Zimmerman, who is also a past president of the Minnesota Turkey Growers Association (MTGA), was among those working with the NTF and the MTGA to restore propane supplies. The Midwest was forced into crisis mode as more than 20 governors declared emergencies when the nation’s transport and storage system failed to meet the challenge of heating rural homes and turkey houses.  

“The first thing that shocked most of us about the shortage was how long it took to determine who had the authority to assist and potentially exercise regulatory authority over this seemingly immediate problem,” said Zimmerman in his testimony.   

A bitter cold winter in late 2013 and early 2014 stressed already-low inventories of propane used to dry a wet corn harvest. Regional pipeline maintenance then strangled distribution by half, forcing canceled delivery contracts and a supply scramble with price surges on the open market that are still impacting rural America. Propane use for turkey production in Minnesota increased by more than 30 percent as propane prices surged from $1.30 per gallon to $5 per gallon, gouging deep into very thin operating margins. The statewide impact of protecting turkeys from the killing freeze totaled 25 million dollars more than the previous winter.  

“It became clear to many of us that if something was not done we could very well run out of propane altogether,” said Zimmerman. “This forced us to ration what propane we had on hand by lowering temperatures in our barns, shops and homes. This caused a loss of production efficiency and concerns over potential animal welfare issues.  This has and continues to directly impact the growers’ bottom line when the turkeys go to market.”   

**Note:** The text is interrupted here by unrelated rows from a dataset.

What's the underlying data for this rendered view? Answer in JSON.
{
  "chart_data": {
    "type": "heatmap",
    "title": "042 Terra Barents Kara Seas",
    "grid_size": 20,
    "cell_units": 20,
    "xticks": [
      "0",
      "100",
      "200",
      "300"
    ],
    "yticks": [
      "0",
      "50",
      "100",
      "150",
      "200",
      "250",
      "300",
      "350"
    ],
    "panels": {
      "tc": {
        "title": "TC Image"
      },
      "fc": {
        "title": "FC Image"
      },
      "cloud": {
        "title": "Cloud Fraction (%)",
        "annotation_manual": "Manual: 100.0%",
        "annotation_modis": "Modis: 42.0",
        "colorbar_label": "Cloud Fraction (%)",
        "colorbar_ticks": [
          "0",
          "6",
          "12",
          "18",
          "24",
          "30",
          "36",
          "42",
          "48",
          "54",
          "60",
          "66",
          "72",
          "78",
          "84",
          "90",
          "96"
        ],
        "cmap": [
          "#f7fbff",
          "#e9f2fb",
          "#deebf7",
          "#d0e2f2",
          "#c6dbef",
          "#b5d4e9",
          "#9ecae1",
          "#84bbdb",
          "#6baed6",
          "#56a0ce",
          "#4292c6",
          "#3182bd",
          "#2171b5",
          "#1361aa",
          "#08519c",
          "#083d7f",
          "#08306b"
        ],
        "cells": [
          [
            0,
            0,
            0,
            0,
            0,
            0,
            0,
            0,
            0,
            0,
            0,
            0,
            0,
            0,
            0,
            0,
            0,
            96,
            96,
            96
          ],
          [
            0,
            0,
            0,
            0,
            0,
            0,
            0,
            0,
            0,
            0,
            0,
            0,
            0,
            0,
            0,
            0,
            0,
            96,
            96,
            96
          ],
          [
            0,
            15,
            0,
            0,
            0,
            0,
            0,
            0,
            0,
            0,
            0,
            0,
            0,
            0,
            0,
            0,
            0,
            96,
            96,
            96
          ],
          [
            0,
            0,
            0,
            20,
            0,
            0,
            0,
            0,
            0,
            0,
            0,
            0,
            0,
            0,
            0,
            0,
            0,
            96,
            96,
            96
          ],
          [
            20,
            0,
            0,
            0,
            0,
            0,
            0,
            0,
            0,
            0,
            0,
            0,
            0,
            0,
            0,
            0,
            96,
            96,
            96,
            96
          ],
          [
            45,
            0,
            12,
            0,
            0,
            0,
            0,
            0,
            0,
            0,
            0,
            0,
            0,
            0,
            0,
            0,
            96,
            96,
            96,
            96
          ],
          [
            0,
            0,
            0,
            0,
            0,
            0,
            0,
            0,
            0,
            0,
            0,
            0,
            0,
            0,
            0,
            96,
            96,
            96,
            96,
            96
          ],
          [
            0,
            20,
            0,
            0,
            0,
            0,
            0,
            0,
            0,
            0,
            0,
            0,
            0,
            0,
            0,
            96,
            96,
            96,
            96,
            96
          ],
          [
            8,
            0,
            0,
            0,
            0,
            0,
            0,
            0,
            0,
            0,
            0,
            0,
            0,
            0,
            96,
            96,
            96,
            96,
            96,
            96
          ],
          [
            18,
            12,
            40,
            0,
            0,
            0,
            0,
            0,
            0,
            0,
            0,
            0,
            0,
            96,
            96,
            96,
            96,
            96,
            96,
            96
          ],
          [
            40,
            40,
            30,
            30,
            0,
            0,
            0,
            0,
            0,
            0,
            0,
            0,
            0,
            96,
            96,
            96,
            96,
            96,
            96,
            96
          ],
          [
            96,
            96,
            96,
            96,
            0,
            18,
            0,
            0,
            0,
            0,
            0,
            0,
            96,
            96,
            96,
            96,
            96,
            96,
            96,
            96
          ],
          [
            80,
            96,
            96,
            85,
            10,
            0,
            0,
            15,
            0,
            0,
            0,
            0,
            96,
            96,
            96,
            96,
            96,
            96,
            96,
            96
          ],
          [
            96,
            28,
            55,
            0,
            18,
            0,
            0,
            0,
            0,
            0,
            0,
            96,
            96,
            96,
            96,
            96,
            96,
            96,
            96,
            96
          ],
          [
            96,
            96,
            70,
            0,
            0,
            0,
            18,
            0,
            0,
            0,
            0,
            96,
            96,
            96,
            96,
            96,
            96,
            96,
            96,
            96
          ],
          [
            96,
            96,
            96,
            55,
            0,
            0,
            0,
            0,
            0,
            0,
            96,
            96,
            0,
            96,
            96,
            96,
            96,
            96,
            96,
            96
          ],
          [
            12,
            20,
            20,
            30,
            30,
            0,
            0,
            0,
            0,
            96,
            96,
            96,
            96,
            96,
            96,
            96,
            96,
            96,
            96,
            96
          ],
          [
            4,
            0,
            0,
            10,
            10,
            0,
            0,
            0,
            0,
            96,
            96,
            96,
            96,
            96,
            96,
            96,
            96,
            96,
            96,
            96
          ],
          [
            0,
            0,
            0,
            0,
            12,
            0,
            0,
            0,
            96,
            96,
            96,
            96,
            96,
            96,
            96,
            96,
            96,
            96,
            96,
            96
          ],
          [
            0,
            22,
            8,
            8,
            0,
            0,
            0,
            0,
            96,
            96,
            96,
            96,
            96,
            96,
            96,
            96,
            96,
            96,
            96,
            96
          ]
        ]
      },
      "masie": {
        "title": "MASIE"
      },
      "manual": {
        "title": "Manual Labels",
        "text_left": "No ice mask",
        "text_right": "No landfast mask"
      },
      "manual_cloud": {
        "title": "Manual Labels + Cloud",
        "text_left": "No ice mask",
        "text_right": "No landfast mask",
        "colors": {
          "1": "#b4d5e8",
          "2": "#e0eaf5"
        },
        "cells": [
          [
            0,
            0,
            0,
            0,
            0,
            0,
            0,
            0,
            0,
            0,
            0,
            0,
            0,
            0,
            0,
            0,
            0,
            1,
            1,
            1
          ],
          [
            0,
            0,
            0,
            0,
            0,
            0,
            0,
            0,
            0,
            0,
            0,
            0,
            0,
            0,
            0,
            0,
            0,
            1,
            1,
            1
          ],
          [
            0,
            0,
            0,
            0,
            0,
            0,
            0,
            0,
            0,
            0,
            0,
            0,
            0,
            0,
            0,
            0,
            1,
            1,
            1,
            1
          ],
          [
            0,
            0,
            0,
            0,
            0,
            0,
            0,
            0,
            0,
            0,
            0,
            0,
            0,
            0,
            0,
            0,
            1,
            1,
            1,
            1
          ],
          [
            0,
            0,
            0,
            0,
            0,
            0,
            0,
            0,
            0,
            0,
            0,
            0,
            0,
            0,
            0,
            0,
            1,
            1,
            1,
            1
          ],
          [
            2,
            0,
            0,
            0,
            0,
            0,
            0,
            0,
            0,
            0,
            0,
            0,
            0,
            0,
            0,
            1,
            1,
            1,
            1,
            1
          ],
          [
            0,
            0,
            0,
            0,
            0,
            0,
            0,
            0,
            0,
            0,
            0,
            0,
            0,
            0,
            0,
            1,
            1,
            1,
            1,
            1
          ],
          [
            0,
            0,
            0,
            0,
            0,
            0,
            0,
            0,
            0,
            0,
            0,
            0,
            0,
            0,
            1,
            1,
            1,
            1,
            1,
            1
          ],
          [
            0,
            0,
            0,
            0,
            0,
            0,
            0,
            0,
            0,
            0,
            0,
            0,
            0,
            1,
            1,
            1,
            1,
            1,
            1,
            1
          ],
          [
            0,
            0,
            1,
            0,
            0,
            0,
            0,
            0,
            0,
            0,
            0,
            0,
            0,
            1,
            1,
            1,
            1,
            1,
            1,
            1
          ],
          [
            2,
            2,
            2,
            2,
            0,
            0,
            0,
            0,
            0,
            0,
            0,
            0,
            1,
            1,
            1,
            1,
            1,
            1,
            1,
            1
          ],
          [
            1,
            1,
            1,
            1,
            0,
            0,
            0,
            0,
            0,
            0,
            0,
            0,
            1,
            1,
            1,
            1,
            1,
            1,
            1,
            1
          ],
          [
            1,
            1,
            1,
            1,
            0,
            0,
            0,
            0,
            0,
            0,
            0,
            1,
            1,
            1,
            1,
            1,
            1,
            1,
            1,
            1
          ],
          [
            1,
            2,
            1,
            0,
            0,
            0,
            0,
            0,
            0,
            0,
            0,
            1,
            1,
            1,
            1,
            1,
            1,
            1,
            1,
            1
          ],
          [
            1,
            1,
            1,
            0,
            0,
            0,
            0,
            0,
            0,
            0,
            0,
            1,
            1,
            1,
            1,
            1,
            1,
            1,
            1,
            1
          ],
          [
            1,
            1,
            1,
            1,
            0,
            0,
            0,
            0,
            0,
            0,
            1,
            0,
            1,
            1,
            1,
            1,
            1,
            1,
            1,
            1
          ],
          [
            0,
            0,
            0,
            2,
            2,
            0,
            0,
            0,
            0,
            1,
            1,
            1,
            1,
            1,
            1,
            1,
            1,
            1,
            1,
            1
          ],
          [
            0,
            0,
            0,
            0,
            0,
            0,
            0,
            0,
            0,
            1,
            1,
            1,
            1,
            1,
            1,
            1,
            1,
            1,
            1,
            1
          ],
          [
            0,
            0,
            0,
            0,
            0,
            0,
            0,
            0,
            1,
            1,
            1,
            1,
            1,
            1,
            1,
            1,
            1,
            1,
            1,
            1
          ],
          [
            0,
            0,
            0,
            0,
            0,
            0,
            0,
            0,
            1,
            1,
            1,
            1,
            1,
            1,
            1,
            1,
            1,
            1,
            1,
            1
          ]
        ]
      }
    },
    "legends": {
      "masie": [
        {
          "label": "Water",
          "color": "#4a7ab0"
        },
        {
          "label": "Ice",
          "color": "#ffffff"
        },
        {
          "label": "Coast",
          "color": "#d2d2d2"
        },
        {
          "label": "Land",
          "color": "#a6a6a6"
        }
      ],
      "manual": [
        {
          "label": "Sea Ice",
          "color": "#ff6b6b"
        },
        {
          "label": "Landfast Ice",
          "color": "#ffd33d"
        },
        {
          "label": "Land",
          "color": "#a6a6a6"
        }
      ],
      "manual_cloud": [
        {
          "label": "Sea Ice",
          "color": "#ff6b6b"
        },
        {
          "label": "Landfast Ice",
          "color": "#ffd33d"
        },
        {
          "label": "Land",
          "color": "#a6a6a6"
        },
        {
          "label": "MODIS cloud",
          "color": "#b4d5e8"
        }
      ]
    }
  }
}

The MTGA propane task force is examining the crisis and will work to secure propane in storage before cold weather returns. However, there is not enough capacity for all the storage needs, since the regional Cochin pipeline that was at fifty percent capacity during winter maintenance will be completely unavailable for propane delivery this year. To fill the need, Zimmerman estimated it would take the impractical shipments of 6,500 additional railcars replacing the approximate 200 million gallons of propane that flows through the Cochin pipeline.


“Government at the very least should establish some type of early warning system, similar to warnings provided by the National Weather Service that allows time to formulate a plan for the impending disaster.  We did not have the luxury of a head start on moving propane from where it was stored to where it was needed because such a system did not exist,” said Zimmerman.  In addition, triggers should prioritize shipments of propane, relax trucking hours of service, and ease permitting for additional storage and the construction of a dedicated pipeline for propane.